Negli ultimi anni, l’operazione chirurgica di ovviare all’opacizzazione del cristallino si è trasformata sempre di più in un’opportunità di correggere tutti i difetti di vista, per vicino e per lontano
È l’intervento più eseguito nelle sale operatorie di tutta Italia: l’anno passato è stato eseguito su 557mila persone, con un’incidenza di complicanze ridotta a pochi punti percentuali. Ed è l’unico intervento che pone rimedio a un disturbo dell’invecchiamento restituendo a un organo l’efficienza che aveva in età giovanile. Sono questi i primati della chirurgia della cataratta, che negli ultimi anni ha non solo raggiunto traguardi incredibili sotto il profilo dell’efficacia e della sicurezza, ma ha anche aperto nuove prospettive di recupero dei difetti della vista (miopia, ipermetropia, astigmatismo e presbiopia) in soggetti colpiti con una cataratta solo incipiente o addirittura assente.

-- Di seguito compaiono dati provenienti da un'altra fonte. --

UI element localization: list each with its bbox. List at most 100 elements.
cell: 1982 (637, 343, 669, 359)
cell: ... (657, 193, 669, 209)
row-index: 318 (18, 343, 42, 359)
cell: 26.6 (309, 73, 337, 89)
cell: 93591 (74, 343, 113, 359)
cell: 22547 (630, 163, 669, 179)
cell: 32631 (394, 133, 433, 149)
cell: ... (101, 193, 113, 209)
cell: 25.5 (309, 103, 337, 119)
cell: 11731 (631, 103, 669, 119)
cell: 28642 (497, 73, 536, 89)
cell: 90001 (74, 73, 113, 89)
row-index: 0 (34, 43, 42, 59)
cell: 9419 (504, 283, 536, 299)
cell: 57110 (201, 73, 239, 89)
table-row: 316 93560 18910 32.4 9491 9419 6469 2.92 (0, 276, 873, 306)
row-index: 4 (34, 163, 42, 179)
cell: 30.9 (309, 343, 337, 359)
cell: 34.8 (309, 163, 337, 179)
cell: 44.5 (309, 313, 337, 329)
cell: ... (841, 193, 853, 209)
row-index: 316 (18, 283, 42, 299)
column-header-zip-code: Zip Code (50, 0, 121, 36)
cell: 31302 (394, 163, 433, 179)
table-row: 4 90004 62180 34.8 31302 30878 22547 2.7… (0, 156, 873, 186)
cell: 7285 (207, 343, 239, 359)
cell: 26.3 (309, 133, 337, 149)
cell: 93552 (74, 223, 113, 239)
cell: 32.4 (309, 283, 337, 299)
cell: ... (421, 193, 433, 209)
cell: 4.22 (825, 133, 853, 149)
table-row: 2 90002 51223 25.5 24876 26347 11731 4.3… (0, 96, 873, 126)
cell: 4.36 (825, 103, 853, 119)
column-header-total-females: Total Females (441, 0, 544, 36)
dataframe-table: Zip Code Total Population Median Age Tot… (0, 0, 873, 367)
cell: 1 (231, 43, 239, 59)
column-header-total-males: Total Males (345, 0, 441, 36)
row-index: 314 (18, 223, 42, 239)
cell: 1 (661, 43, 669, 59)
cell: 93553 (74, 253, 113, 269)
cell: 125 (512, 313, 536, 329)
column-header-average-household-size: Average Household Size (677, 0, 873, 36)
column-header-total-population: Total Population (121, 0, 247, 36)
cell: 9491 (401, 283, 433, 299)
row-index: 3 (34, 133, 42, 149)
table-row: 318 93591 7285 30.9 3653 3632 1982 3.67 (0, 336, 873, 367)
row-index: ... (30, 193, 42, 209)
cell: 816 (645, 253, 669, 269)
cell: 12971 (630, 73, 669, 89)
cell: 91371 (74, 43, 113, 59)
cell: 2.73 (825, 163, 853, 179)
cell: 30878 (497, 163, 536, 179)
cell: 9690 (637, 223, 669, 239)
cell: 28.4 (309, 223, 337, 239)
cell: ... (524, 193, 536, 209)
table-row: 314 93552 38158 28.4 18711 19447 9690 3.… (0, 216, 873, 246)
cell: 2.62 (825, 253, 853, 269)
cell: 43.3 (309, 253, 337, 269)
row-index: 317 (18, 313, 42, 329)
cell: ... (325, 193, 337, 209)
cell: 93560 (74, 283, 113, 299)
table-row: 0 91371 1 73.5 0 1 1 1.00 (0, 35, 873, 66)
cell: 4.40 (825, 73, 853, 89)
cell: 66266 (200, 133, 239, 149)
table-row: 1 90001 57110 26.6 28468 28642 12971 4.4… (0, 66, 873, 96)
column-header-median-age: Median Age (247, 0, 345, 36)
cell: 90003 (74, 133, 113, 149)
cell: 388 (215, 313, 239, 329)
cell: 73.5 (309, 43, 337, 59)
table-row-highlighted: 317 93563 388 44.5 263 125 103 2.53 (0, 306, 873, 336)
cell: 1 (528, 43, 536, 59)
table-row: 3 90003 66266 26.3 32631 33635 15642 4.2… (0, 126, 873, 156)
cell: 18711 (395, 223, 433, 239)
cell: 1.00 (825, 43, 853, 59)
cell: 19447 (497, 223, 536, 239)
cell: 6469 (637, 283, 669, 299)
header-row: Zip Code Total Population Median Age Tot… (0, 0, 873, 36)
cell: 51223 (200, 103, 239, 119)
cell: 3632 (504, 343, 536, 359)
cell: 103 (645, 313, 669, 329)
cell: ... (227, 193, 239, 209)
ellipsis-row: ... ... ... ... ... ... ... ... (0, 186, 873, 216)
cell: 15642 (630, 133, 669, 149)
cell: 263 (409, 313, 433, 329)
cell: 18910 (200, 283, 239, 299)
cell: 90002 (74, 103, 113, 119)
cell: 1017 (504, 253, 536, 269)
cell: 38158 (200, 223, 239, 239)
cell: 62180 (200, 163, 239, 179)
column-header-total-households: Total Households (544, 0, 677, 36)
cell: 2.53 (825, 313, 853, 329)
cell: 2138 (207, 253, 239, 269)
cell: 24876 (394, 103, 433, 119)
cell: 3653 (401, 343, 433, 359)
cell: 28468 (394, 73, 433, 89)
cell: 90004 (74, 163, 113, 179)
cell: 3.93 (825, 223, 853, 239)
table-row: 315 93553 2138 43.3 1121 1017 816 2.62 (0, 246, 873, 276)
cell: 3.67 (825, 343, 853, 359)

«L’operazione di cataratta consiste nella sostituzione del cristallino opacizzato e non più efficiente dal punto di vista ottico con un cristallino artificiale – spiega il Professor Scipione Rossi, membro del Board direttivo della Società Oftalmologica Italiana e dell’Associazione Italiana Cataratta e Chirurgia Refrattiva, nonché direttore della UOC di Microchirurgia Oculare dell’Ospedale San Carlo di Nancy a Roma -. Nella sua versione classica, l’intervento prevede l’uso di uno strumento che, grazie all’emissione di ultrasuoni, frantuma il cristallino, riducendolo in polvere, e nel medesimo tempo ne aspira i frammenti; una volta terminata questa fase, viene inserito il cristallino artificiale». Proprio per la fase di frantumazione e di asportazione del cristallino si è resa disponibile negli ultimi anni una nuova tecnologia: il laser a femtosecondi. «Si tratta di uno speciale strumento che, grazie a impulsi laser di durata brevissima, consente di polverizzare il cristallino a occhio chiuso con precisione, a tutto vantaggio della sicurezza e della tollerabilità dell’intervento», ha aggiunto il Professor Rossi.
L’altra rivoluzione tecnologica che ha investito l’operazione di cataratta riguarda i cristallini artificiali. Nell’intervento convenzionale, questi sono monofocali, consentono cioè di correggere il difetto di vista solo per lontano o solo per vicino. Negli ultimi anni, sono arrivate sul mercato lenti di nuova generazione, chiamate lenti Premium, o più tecnicamente EDOF (Extended Depth Of Focus) oppure trifocali. «Queste nuove lenti a profondità di fuoco o multifocali garantiscono una correzione di praticamente tutti i difetti di vista, per lontano e anche per vicino, permettendo al paziente di fare a meno degli occhiali», ha sottolineato il Professor Rossi.
Le nuove lenti intraoculari possono essere impiantate in soggetti con una cataratta solo incipiente, o addirittura assente. In questo caso si parla più propriamente di lensectomia, un intervento in cui l’obiettivo principale è la correzione dei difetti visivi. Si aprono così nuove prospettive per molti 50-60enni che vogliono recuperare la vista che avevano da giovani, grazie anche al fatto che l’intervento non presenta particolari problemi di sicurezza e di tollerabilità.
«Sia nel caso della cataratta sia nel caso della lensectomia, prima dell’intervento l’oculista procede chiaramente a una visita approfondita per verificare che non ci siano controindicazioni», ha specificato il Professor Rossi. «L’operazione si effettua ambulatorialmente e dura circa un quarto d’ora; nella maggior parte dei casi si effettua con un’anestesia topica, cioè instillando gocce di collirio nell’occhio e il soggetto operato viene dimesso dopo un’ora di osservazione. Dopo l’intervento, il paziente, che può essere bendato o meno, deve seguire alcune norme igieniche, utilizzando un collirio antinfiammatorio e antibiotico per alcuni giorni. Dopo 4-5 giorni c’è un recupero completo del visus e può tornare alla sua vita normale».
«Le complicanze – aggiunge il Professore – sono intorno al 3%, ma in questo computo sono comprese anche le alterazioni che riguardano la superficie oculare, come la sensazione di bruciore che si può avvertire nel post operatorio, mentre quelle più gravi, come le infezioni, sono veramente rare: è uno degli interventi più sicuri al mondo», conclude.